From Our Gang through Andy Hardy to the Brat Pack and beyond, moviegoers have been fascinated by kids getting into scrapes. But despite being endlessly revisited, the coming-of-age format retains its freshness and relevance because each new generation is able to impart its own spin on the clichés and caricatures. Felix Thompson's debut feature therefore feels enticingly different from all those other dramas in which a socially awkward outsider learns to stand up to the bullies and tell the difference between the mean class queen and the pretty girl next door.
It's enticingly different from all those other dramas in which an awkward outsider learns to stand up to the bullies.
As his opening graffiti salvo suggests, Charlie Plummer isn't a hapless nerd. But he chooses friends and enemies unwisely and it's only when he's asked to entertain visiting cousin Ben (Cory Nichols) that he begins to wise up. Thompson builds Plummer's redemption around such staples as the backyard baseball game, a Truth Or Dare session, a house party and a showdown with a bully. All familiar elements, but nothing entirely conforms to type and, consequently, the deftly timed flashes of wit, affection and violence feel dislocatingly unexpected.
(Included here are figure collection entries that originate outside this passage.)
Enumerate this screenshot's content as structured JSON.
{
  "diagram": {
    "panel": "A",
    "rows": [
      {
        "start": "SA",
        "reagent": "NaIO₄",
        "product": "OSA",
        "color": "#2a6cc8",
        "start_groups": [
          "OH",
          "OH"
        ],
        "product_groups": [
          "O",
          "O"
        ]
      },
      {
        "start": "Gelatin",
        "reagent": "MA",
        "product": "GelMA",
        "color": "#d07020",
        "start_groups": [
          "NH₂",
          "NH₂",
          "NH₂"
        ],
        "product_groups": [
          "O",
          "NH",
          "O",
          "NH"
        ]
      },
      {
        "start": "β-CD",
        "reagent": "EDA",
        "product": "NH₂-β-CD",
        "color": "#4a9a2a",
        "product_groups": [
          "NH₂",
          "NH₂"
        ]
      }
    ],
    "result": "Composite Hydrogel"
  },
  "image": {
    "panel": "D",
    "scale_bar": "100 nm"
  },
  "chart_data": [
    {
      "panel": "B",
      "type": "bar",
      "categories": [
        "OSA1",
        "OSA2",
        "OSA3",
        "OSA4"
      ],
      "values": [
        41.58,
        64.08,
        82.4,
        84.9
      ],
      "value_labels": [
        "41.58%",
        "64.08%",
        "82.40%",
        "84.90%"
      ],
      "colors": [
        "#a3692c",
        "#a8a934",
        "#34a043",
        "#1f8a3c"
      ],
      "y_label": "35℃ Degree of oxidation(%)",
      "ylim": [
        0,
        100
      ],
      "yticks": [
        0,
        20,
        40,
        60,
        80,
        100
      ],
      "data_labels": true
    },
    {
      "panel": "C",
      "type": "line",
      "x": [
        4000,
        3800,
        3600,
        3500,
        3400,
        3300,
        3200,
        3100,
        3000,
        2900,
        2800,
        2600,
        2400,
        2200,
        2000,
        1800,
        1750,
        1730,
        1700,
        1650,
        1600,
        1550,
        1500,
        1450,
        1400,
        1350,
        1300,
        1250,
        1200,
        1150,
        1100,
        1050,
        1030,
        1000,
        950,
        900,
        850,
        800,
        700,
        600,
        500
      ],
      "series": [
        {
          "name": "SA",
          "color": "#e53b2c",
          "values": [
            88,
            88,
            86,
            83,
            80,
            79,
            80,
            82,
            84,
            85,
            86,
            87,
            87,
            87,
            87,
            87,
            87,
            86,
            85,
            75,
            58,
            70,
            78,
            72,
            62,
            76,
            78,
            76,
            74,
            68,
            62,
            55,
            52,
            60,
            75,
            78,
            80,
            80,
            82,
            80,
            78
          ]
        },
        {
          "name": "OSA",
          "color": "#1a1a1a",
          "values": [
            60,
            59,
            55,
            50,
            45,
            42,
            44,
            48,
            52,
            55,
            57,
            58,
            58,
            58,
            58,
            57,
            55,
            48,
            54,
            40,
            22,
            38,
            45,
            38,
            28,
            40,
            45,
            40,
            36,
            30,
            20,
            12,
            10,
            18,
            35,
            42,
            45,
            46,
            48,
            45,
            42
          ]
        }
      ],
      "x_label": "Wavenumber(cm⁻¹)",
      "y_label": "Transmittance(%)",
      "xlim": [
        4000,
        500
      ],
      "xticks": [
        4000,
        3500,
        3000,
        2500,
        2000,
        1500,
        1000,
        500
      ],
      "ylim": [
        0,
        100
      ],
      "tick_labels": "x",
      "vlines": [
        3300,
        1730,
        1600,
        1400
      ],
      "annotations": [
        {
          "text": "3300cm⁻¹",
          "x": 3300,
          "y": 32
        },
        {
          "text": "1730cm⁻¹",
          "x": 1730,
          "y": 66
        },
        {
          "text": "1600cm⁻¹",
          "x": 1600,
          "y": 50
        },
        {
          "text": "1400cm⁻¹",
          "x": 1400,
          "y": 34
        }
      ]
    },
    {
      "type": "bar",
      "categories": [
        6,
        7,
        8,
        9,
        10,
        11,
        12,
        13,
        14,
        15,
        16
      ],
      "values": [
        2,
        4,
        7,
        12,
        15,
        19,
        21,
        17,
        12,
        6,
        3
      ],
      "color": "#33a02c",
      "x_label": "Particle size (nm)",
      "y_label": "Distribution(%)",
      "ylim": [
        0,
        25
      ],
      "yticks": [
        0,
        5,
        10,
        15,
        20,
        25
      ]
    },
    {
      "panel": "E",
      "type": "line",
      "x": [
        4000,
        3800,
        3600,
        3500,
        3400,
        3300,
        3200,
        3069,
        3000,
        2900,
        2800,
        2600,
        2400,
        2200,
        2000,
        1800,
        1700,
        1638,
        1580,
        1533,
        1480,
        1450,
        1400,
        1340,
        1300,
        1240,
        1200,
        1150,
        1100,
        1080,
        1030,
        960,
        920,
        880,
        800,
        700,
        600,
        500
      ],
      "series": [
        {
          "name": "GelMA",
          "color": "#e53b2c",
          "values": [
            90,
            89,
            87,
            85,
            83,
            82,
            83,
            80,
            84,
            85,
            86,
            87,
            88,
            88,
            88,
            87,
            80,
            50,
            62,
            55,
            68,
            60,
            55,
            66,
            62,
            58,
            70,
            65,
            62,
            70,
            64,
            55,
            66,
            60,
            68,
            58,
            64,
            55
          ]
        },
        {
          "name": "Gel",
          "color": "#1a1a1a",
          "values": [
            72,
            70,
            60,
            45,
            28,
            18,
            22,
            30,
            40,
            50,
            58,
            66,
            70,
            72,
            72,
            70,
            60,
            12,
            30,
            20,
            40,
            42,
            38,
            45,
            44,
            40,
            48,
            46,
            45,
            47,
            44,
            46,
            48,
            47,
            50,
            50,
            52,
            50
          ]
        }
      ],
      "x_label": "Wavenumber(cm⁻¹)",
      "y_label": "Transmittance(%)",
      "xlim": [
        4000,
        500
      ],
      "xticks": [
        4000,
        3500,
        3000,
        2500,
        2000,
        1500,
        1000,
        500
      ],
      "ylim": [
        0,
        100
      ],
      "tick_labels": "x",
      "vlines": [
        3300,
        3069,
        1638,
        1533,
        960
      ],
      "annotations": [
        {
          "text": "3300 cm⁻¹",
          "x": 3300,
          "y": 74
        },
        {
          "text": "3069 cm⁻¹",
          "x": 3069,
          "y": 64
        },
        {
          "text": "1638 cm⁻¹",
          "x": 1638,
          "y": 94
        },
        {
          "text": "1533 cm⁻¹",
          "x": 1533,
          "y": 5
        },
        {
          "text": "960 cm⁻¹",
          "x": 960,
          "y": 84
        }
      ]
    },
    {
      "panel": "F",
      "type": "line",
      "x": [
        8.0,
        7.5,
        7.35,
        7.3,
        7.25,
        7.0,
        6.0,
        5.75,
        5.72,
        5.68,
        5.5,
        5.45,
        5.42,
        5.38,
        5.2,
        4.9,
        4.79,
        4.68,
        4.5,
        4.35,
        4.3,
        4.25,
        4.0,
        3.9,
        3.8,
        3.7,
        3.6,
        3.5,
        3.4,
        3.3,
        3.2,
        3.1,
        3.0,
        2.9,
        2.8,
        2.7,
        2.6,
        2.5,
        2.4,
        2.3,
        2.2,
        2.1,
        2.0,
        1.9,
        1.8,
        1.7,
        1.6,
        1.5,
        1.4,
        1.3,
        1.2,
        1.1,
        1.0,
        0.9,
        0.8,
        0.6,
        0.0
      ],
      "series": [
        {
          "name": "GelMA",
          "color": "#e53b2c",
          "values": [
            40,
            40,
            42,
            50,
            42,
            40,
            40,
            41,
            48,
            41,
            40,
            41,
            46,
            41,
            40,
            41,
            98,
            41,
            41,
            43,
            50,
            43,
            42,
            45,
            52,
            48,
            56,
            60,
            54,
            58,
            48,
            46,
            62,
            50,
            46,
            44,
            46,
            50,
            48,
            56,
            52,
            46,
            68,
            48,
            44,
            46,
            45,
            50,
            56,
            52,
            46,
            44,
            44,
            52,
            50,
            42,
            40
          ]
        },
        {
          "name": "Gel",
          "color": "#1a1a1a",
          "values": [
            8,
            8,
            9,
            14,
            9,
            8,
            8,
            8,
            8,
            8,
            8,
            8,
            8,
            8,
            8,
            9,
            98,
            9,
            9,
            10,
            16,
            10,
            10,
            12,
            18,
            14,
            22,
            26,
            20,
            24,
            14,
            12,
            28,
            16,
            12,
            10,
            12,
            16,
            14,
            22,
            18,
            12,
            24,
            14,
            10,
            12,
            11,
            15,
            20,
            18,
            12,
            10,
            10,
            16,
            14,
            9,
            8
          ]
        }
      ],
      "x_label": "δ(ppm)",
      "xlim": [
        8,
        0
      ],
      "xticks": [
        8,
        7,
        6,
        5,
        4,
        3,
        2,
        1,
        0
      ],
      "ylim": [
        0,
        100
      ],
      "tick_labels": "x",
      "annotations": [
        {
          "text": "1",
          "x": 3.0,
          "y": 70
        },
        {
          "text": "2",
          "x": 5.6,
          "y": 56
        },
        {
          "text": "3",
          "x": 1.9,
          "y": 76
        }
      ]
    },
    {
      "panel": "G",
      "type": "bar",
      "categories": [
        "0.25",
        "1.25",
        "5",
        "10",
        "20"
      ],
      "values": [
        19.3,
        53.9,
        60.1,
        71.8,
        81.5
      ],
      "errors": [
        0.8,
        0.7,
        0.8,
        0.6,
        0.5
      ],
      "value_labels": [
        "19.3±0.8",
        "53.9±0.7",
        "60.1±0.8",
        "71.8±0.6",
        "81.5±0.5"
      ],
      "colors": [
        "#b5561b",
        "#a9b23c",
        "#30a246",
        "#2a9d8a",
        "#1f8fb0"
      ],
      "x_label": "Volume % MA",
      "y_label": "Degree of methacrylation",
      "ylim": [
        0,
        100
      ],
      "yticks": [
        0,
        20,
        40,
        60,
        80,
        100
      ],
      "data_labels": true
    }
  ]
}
The guitar score is a touch twee, the camerawork a bit self-consciously jerky, but the performances are as soundly judged as Thompson's assured sense of place and perspective. Plummer and Nichols are particularly impressive. The scenes in which they get to know each other (while throwing stones), where Ben gives Jack the cold shoulder after he abandons his cousin to the mercy of the menacing Shane are flecked with an unassuming naturalism that gives this a universality that extends way beyond Anytown, USA.